An international team of astronomers has discovered that Neptune's south pole is much hotter than the rest of the planet, NASA's jet propulsion laboratory (JPL) reported Tuesday.

©NASA/JPL-Caltech
An international team of astronomers has discovered that Neptune's south pole is much hotter than the rest of the planet.


"The temperatures of south pole are so high that methane gas, which should be frozen out in the upper part of Neptune's atmosphere, the stratosphere, can leak out through this region," said Glenn Orton of NASA's JPL.

Orton is lead author of a paper appearing in the Sept. 18 issue of the journal Astronomy and Astrophysics.

These findings were made using the Very Large Telescope, located in Chile, operated by the European Organization for Astronomical Research in the Southern Hemisphere (known as ESO).
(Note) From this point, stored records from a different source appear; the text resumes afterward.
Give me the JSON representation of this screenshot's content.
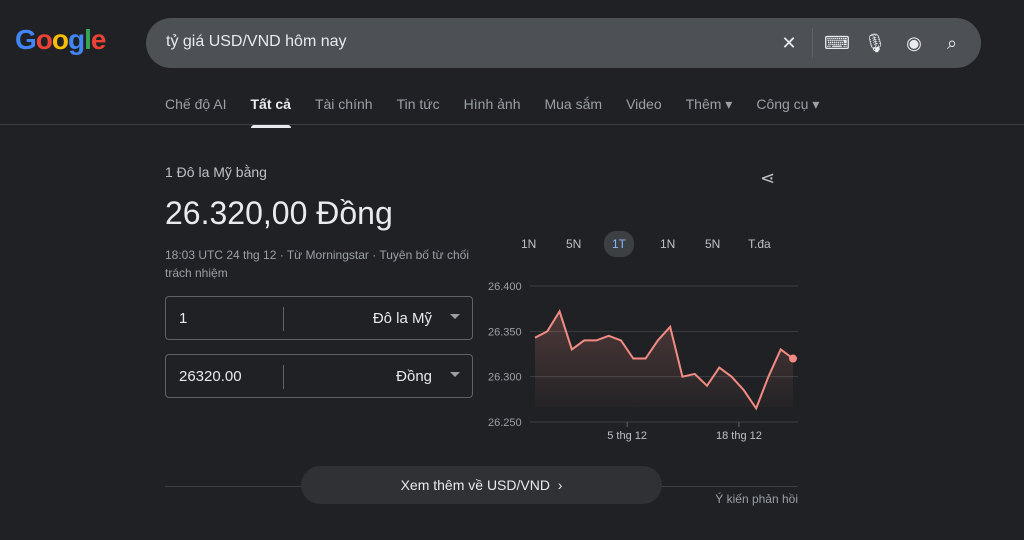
{
  "logo": "Google",
  "search": {
    "query": "tỷ giá USD/VND hôm nay"
  },
  "tabs": [
    "Chế độ AI",
    "Tất cả",
    "Tài chính",
    "Tin tức",
    "Hình ảnh",
    "Mua sắm",
    "Video",
    "Thêm ▾",
    "Công cụ ▾"
  ],
  "result": {
    "subtitle": "1 Đô la Mỹ bằng",
    "value": "26.320,00 Đồng",
    "meta": "18:03 UTC 24 thg 12 · Từ Morningstar · Tuyên bố từ chối trách nhiệm"
  },
  "converter": [
    {
      "amount": "1",
      "currency": "Đô la Mỹ"
    },
    {
      "amount": "26320.00",
      "currency": "Đồng"
    }
  ],
  "ranges": [
    "1N",
    "5N",
    "1T",
    "1N",
    "5N",
    "T.đa"
  ],
  "more_button": "Xem thêm về USD/VND",
  "feedback": "Ý kiến phản hồi",
  "colors": {
    "line": "#f28b82",
    "active_range": "#8ab4f8"
  },
  "chart_data": {
    "type": "line",
    "values": [
      26343,
      26350,
      26372,
      26330,
      26340,
      26340,
      26345,
      26340,
      26320,
      26320,
      26340,
      26355,
      26300,
      26303,
      26290,
      26310,
      26300,
      26285,
      26265,
      26300,
      26330,
      26320
    ],
    "yticks": [
      "26.400",
      "26.350",
      "26.300",
      "26.250"
    ],
    "ytick_values": [
      26400,
      26350,
      26300,
      26250
    ],
    "ylim": [
      26250,
      26400
    ],
    "xticks": [
      {
        "label": "5 thg 12",
        "index": 7.5
      },
      {
        "label": "18 thg 12",
        "index": 16.6
      }
    ]
  }
}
In the paper, Orton and his colleagues report that the temperature at Neptune's south pole is hotter than anywhere else on the planet by about 10 Celsius degrees. The average temperature on Neptune is about minus 200 Celsius degrees.

Neptune, the farthest known planet of our solar system, is located about 30 times farther away from the sun than the Earth is. Only about one thousandth of the sunlight received by our planet reaches Neptune. Yet, the small amount of sunlight Neptune does receive significantly affects the planet's atmosphere.

The astronomers found that these temperature variations are consistent with seasonal changes. A Neptunian year lasts about 165Earth years. It has been summer in the south pole of Neptune for about 40 years now, and they predict that as winter turns to summer at the north pole, an abundance of methane would leak out of a warm north pole in about 80 years.